The FBN Purchasing Managers Index (PMI) shrank in August to 49.2 from an earlier low of 50.6, indicating contraction.

The manufacturing sector, which accounts for 10 percent of GDP, is already in recession as it contracted for a second consecutive quarter, by 3.8 percent year on year in Q2 2015, compared to growth of 14 percent a year earlier.

The NSE – all share index, a broad benchmark of Nigerian stocks (another leading indicator), has returned -14.85 percent year to date, while broad money supply (M2) declined by 0.61 percent in June 2015, below the level at the end of December 2014.

Oil, from which the Nigerian government earns 70 percent of budget revenues, tumbled to a six-and-a-half low of $42per barrel (Pb) last month, 33.9 percent lower than the Q2 average of $63.55pb.

“Given the recent happenings in the global oil space and the anticipated further drop in oil prices, owing to prospective increase in supply from Iran, we anticipate a continuous drop in Nigeria’s oil revenue,” Oluwakemi Akinde, a research analyst at investment firm, Meristem Securities, said in response to questions.

Nigeria’s economy is grappling with dollar shortages, power cuts, the Boko Haram insurgency, and shrinking purchasing power.

Eleven of the 22 business lines for which the Central Bank of Nigeria (CBN) reports non-performing loans (NPLs) breached the 5 percent limit in June, as well as seven of the ten largest borrowing lines, according to minutes from the bank’s July 23/24 Monetary Policy Committee meeting, released last week.

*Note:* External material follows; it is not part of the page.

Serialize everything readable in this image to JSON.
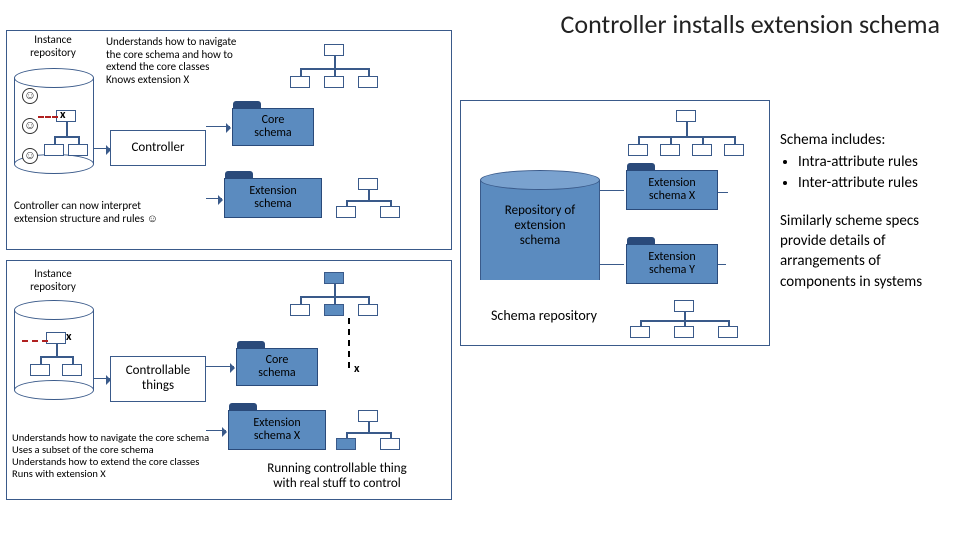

The CBN which is battling to maintain macro stability has little room to support the economy as a rate cut from a record high of 13 percent would fuel inflation and temper appetite for naira assets.

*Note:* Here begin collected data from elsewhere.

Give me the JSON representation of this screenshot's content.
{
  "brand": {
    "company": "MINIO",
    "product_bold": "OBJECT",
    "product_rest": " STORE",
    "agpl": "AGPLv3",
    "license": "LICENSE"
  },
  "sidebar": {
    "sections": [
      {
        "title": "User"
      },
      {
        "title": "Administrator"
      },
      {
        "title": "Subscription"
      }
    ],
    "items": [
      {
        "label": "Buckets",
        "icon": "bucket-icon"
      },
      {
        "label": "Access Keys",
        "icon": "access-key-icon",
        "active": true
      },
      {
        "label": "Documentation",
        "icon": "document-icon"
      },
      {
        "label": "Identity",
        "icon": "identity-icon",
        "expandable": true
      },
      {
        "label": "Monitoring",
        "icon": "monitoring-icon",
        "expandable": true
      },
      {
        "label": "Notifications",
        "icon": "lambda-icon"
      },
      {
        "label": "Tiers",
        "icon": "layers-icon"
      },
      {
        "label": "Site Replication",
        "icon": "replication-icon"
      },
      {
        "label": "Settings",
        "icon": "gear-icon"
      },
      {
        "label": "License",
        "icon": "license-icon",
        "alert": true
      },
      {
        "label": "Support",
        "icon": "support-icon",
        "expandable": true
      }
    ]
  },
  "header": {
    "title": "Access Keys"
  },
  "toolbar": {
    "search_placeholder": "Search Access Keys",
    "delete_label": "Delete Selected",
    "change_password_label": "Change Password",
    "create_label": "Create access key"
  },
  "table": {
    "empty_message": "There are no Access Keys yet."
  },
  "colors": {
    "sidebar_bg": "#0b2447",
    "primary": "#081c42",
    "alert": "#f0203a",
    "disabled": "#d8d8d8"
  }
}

Inflation for July printed at 9.2 percent, outside the bank’s target band of 6 to 9 percent.

“The transient drivers of domestic inflation are evidently outside the influence of monetary policy, and given the existing tight stance of monetary policy, I reiterate the need for complementary fiscal and structural policies to spur domestic aggregate supply and rein in inflation,” CBN governor, Godwin Emefiele, said in his MPC statement.

Nigeria’s unemployment rate rose to 8.2 percent in the second quarter of 2015 from 7.5 percent in the earlier quarter, according to data from the National bureau of Statistics (NBS). 

The country’s population growth rate of 3 percent, combined with sub-par economic growth at the 2 percent – 3 percent range, implies negative per-capita growth, which acts as a drag on the consumer sector, according to Renaissance Capital economist, Yvonne Mhango.

The absence of a cabinet and direction for the economy under the new President Muhammadu Buhari may be a factor in the negative indicators.

“It is important to proceed rapidly with any reforms…and this urgency  is driven more by the state of the economy, and the need to proceed rapidly, rather than any considerations of political capital,” Razia Khan, managing director, chief economist, Africa Global Research, at Standard Chartered Bank, said in response to questions.